Q : Mais où situer vos conclusions dans le débat scientifique d’aujourd’hui ?

  • J’ai bien conscience qu’il n’y a pas de consensus scientifique sur la question. Ma position, ça a été de ne pas trancher, ni dans un sens ni dans l’autre. Car à l’heure actuelle, il n’y a pas de données acquises, avérées. Mais le handicap dont souffre Marine Richard ne peut pas être nié. Et quand bien même il serait psychiatrique – ce que je ne crois pas – il s’agit toujours d’un handicap qui, de fait, mérite d’être pris en charge. 
  • À titre personnel, je crois qu’il est de plus en plus difficile aujourd’hui de dire que l’hyper-électrosensibilité n’existe pas. C’est pourquoi j’ai mentionné ce « syndrome d’hypersensibilité aux ondes électromagnétiques » – qui existe dans d’autres pays. Parce que quelle que soit la réalité clinique qu’il recouvre, c’est l’origine du handicap de Mme Richard. Même si les données du système de santé français ne le reconnaissent pas officiellement.

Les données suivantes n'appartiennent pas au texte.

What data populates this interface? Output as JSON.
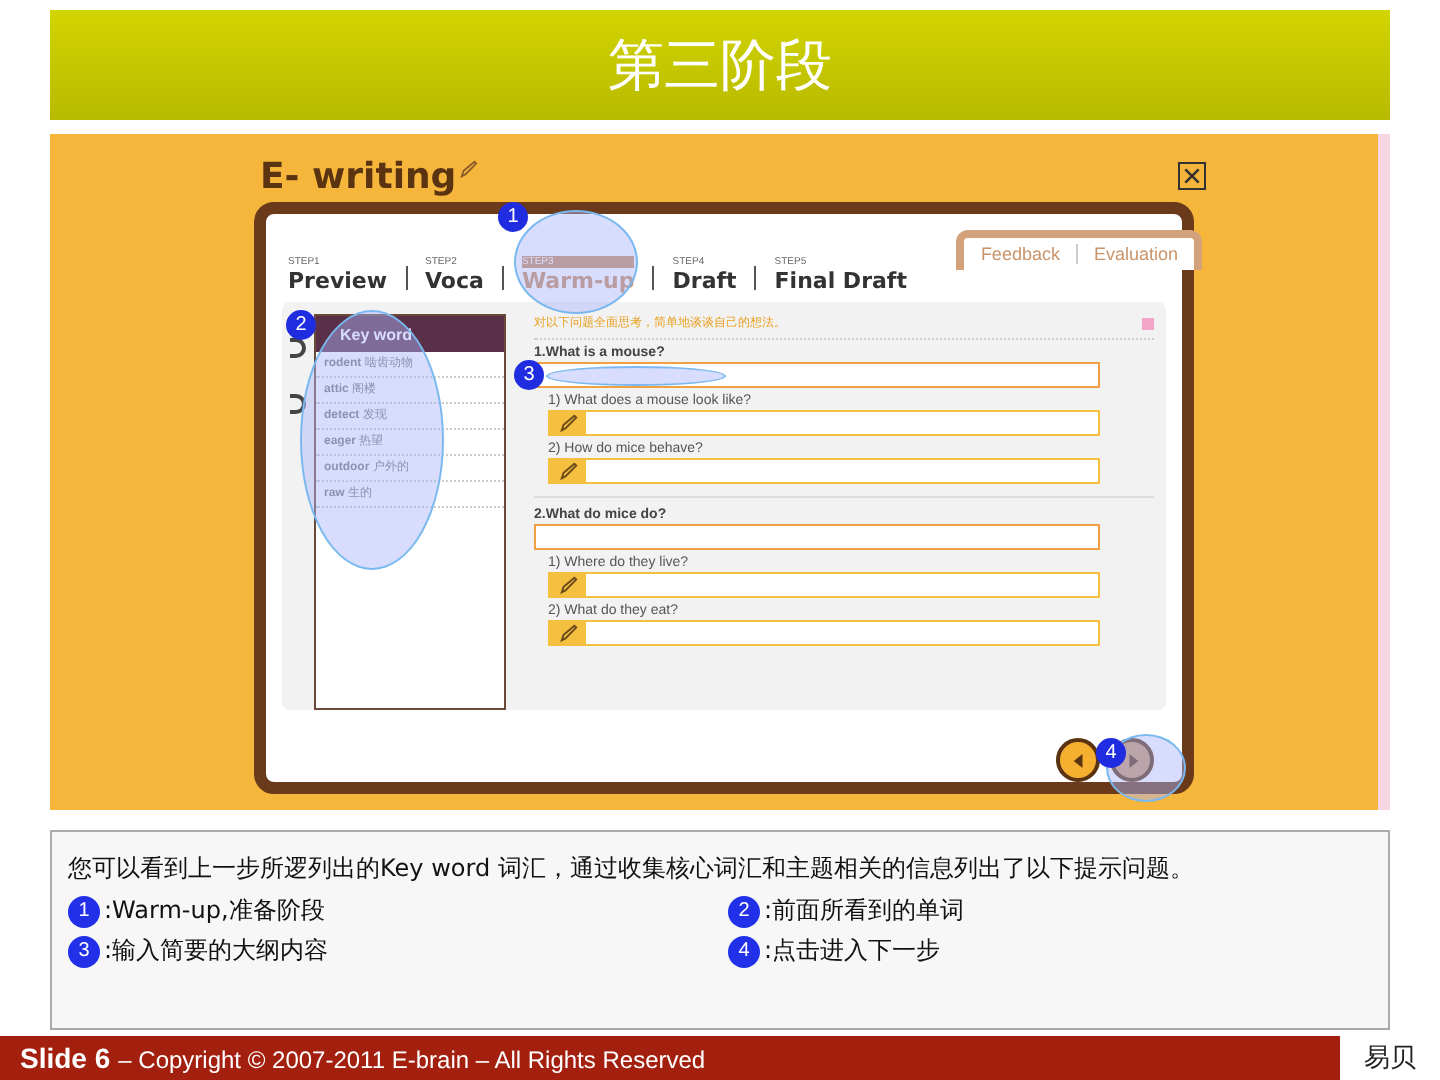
{
  "slide_title": "第三阶段",
  "app": {
    "logo": "E- writing",
    "steps": [
      {
        "step": "STEP1",
        "label": "Preview",
        "selected": false
      },
      {
        "step": "STEP2",
        "label": "Voca",
        "selected": false
      },
      {
        "step": "STEP3",
        "label": "Warm-up",
        "selected": true
      },
      {
        "step": "STEP4",
        "label": "Draft",
        "selected": false
      },
      {
        "step": "STEP5",
        "label": "Final Draft",
        "selected": false
      }
    ],
    "side_tabs": [
      "Feedback",
      "Evaluation"
    ],
    "keyword_panel": {
      "title": "Key word",
      "items": [
        {
          "word": "rodent",
          "meaning": "啮齿动物"
        },
        {
          "word": "attic",
          "meaning": "阁楼"
        },
        {
          "word": "detect",
          "meaning": "发现"
        },
        {
          "word": "eager",
          "meaning": "热望"
        },
        {
          "word": "outdoor",
          "meaning": "户外的"
        },
        {
          "word": "raw",
          "meaning": "生的"
        }
      ]
    },
    "instruction": "对以下问题全面思考，简单地谈谈自己的想法。",
    "questions": [
      {
        "text": "1.What is a mouse?",
        "sub": [
          "1) What does a mouse look like?",
          "2) How do mice behave?"
        ]
      },
      {
        "text": "2.What do mice do?",
        "sub": [
          "1) Where do they live?",
          "2) What do they eat?"
        ]
      }
    ],
    "callouts": [
      "1",
      "2",
      "3",
      "4"
    ]
  },
  "description": {
    "text": "您可以看到上一步所逻列出的Key word 词汇，通过收集核心词汇和主题相关的信息列出了以下提示问题。",
    "legend": [
      {
        "number": "1",
        "text": ":Warm-up,准备阶段"
      },
      {
        "number": "2",
        "text": ":前面所看到的单词"
      },
      {
        "number": "3",
        "text": ":输入简要的大纲内容"
      },
      {
        "number": "4",
        "text": ":点击进入下一步"
      }
    ]
  },
  "footer": {
    "slide": "Slide 6",
    "copyright": "– Copyright © 2007-2011 E-brain – All Rights Reserved",
    "logo": "易贝"
  }
}
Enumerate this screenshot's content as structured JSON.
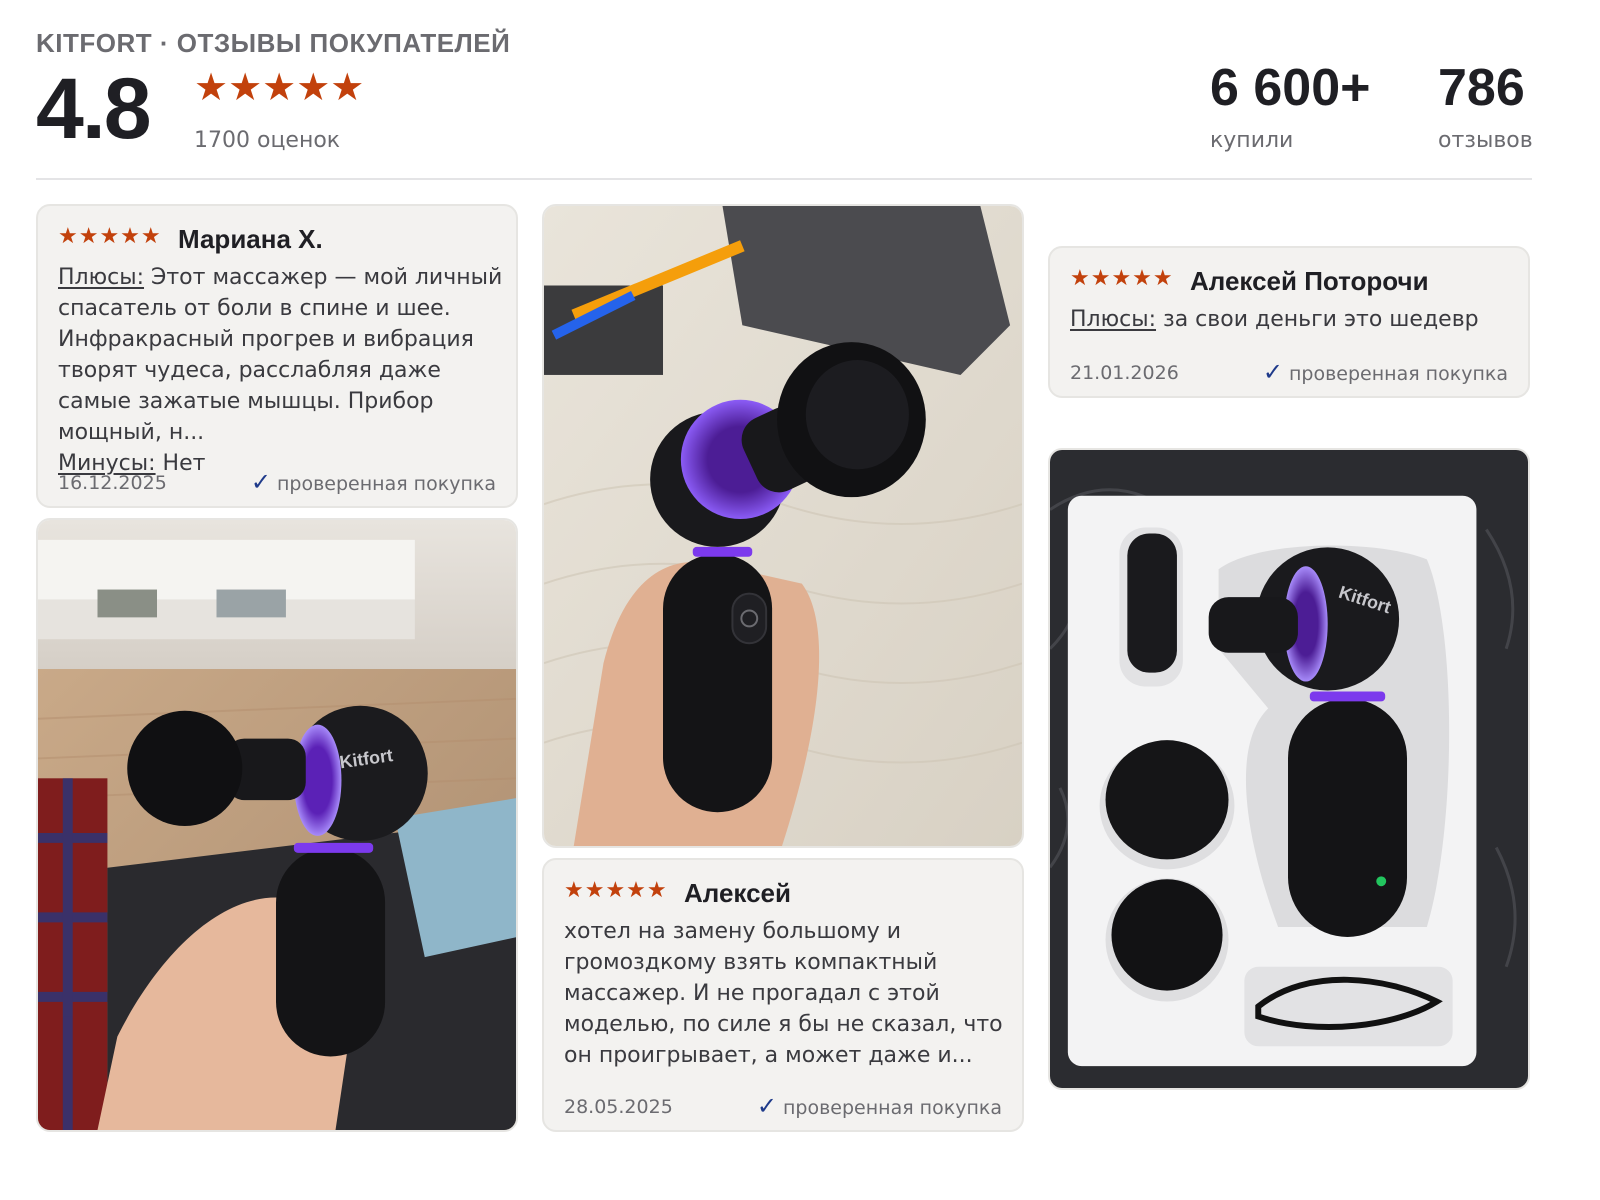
{
  "header": {
    "brand": "KITFORT · ОТЗЫВЫ ПОКУПАТЕЛЕЙ",
    "rating": "4.8",
    "stars": "★★★★★",
    "ratings_count": "1700 оценок",
    "bought_value": "6 600+",
    "bought_label": "купили",
    "reviews_value": "786",
    "reviews_label": "отзывов"
  },
  "reviews": [
    {
      "stars": "★★★★★",
      "author": "Мариана Х.",
      "pros_label": "Плюсы:",
      "pros_text": " Этот массажер — мой личный спасатель от боли в спине и шее. Инфракрасный прогрев и вибрация творят чудеса, расслабляя даже самые зажатые мышцы. Прибор мощный, н...",
      "cons_label": "Минусы:",
      "cons_text": " Нет",
      "date": "16.12.2025",
      "verified": "проверенная покупка"
    },
    {
      "stars": "★★★★★",
      "author": "Алексей Поторочи",
      "pros_label": "Плюсы:",
      "pros_text": " за свои деньги это шедевр",
      "date": "21.01.2026",
      "verified": "проверенная покупка"
    },
    {
      "stars": "★★★★★",
      "author": "Алексей",
      "text": "хотел на замену большому и громоздкому взять компактный массажер. И не прогадал с этой моделью, по силе я бы не сказал, что он проигрывает, а может даже и...",
      "date": "28.05.2025",
      "verified": "проверенная покупка"
    }
  ],
  "photos": [
    {
      "subject": "massager-in-hand-room",
      "label": "Kitfort"
    },
    {
      "subject": "massager-flat-head-in-hand"
    },
    {
      "subject": "massager-in-box-with-attachments",
      "label": "Kitfort"
    }
  ],
  "colors": {
    "star": "#c2410c",
    "card_bg": "#f3f2f0",
    "accent_purple": "#7c3aed",
    "check": "#1e3a8a"
  }
}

On remerciera ce médecin pour sa franchise et ce mensuel pour lui avoir, le premier, donné la parole. Ainsi donc l’absence d’une relation de causalité démontrée n’interdit en rien à un médecin-expert désigné par la justice de porter un diagnostic qui voit ensuite un tribunal juger comme si cette causalité existait. L’affaire n’est pas nouvelle. Elle ne manque pas d’inquiéter.

A demain

4 réflexions sur “Diagnostiquer l’« électro-hypersensibilité » ? Les réponses (assez osées) du Dr Pierre Biboulet

  1. Plus besoin de rapport de cause à effet !
    Si cette décision n’est pas cassée, les spécialités à haut risque médico-légal, (chirurgie, anesthésie, obstétrique) vont devenir inassurables donc impraticables.

  2. Simplifions:
    L’expert dit: « Je ne donne qu’un avis, pas davantage »
    Le juge dit : « je m’appuie sur l’avis de l’expert, je n’y connais rien, moi! »

  3. En choisissant l’expert, on choisit sa réponse.
    Un peu sur bâbord, un peu sur tribord : rien de politique en ces termes : simple navigation.